St. Clair Shores
Local agencies will share representation of city properties
Published October 5, 2012
Five St. Clair Shores-based real estate agencies will have a chance to be the listing agents on homes owned by the city.
City planners first brought the matter before council in September, after sending a proposal out to 22 different real estate agencies in the city. Only five of those companies submitted their qualifications to the city for consideration, but of those, City Planner Liz Koto said, three did not provide a sample listing agreement as requested, and another had asked for a minimum payment per sale.
The matter was tabled over the objections of Councilman Peter Rubino in order to give the five agencies a chance to submit the correct documents to the city. The matter came back before council members Oct. 1.
“The way that this was formatted was that we would have a list of agents that we would use on a rotating basis,” said Koto in September.
The companies agreed to charge a flat 4.5 percent commission on the sale of each home, or 5 percent if working with another agent, as well as agree to the possibility of reassignment of the listing if a home spends more than 60 days on the market.
Of the nine homes on the 2012 tax foreclosure list, Koto said at least four will be demolished, so there will only be about five homes that will be available for listing through the agencies.
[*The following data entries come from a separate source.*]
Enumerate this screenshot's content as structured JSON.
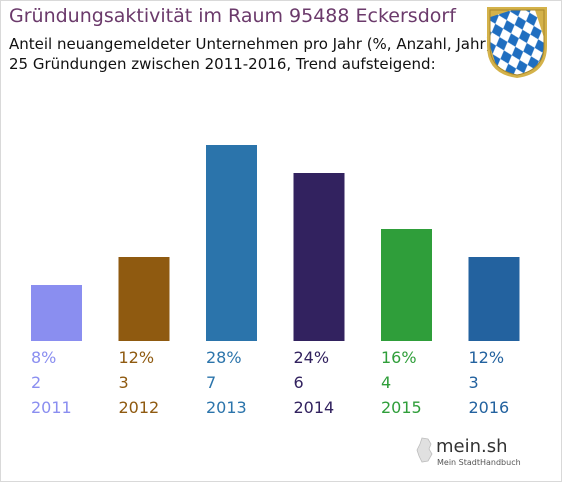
{
  "header": {
    "title": "Gründungsaktivität im Raum 95488 Eckersdorf",
    "subtitle_line1": "Anteil neuangemeldeter Unternehmen pro Jahr (%, Anzahl, Jahr)",
    "subtitle_line2": "25 Gründungen zwischen 2011-2016, Trend aufsteigend:"
  },
  "chart_data": {
    "type": "bar",
    "categories": [
      "2011",
      "2012",
      "2013",
      "2014",
      "2015",
      "2016"
    ],
    "values": [
      8,
      12,
      28,
      24,
      16,
      12
    ],
    "counts": [
      2,
      3,
      7,
      6,
      4,
      3
    ],
    "percent_labels": [
      "8%",
      "12%",
      "28%",
      "24%",
      "16%",
      "12%"
    ],
    "count_labels": [
      "2",
      "3",
      "7",
      "6",
      "4",
      "3"
    ],
    "colors": [
      "#8a8ef0",
      "#8f5a10",
      "#2b74ab",
      "#32225f",
      "#2f9e3a",
      "#23629f"
    ],
    "title": "Gründungsaktivität im Raum 95488 Eckersdorf",
    "xlabel": "",
    "ylabel": "",
    "grid": false
  },
  "logo": {
    "text": "mein.sh",
    "tagline": "Mein StadtHandbuch"
  }
}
“I don’t want to mislead the bidders in thinking that this is going to be a guaranteed five,” City Manager Ben Hughes said.
City Councilman John Caron recommended that the agencies be randomly drawn to choose which will represent the first property, but pointed out that there will be more properties available from the city in the future.
Prior to this year, the city awarded listing rights to just one agency to market all of the homes it had available.
“They don’t necessarily have to be tied just to the 2012 tax foreclosures,” Koto agreed. “These bids could be good for other acquisitions that we have.”
Rubino said he had a problem with allowing four of the companies to change their bid and submit more documents after the September meeting.
But Councilman Anthony Tiseo pointed out that it was not a true bid process.
“All we did was give them a rate (and said) will you sell these houses for 4.5 percent. They said yes,” he said. “We went out and got St. Clair Shores real estate companies.”
“I’m also growing fatigued at this idea that we are somehow lacking integrity because we made them clean up their proposals,” Councilman Chris Vitale agreed. “This ‘impugning integrity’ all the time over this is ridiculous.”
Rubino said it was the process that was the problem.
“I just don’t think it’s right that someone comes in and gives us a number, and we say, ‘Eh, we don’t like that number; we like that guy’s number,’ and we let him change it,” he said. “It’s the process that I was not happy with.”
The motion passed, 5-1, with Rubino opposed and Councilwoman Candice Rusie abstaining from the vote because of relationships with local realtors.
The list will be used for three years.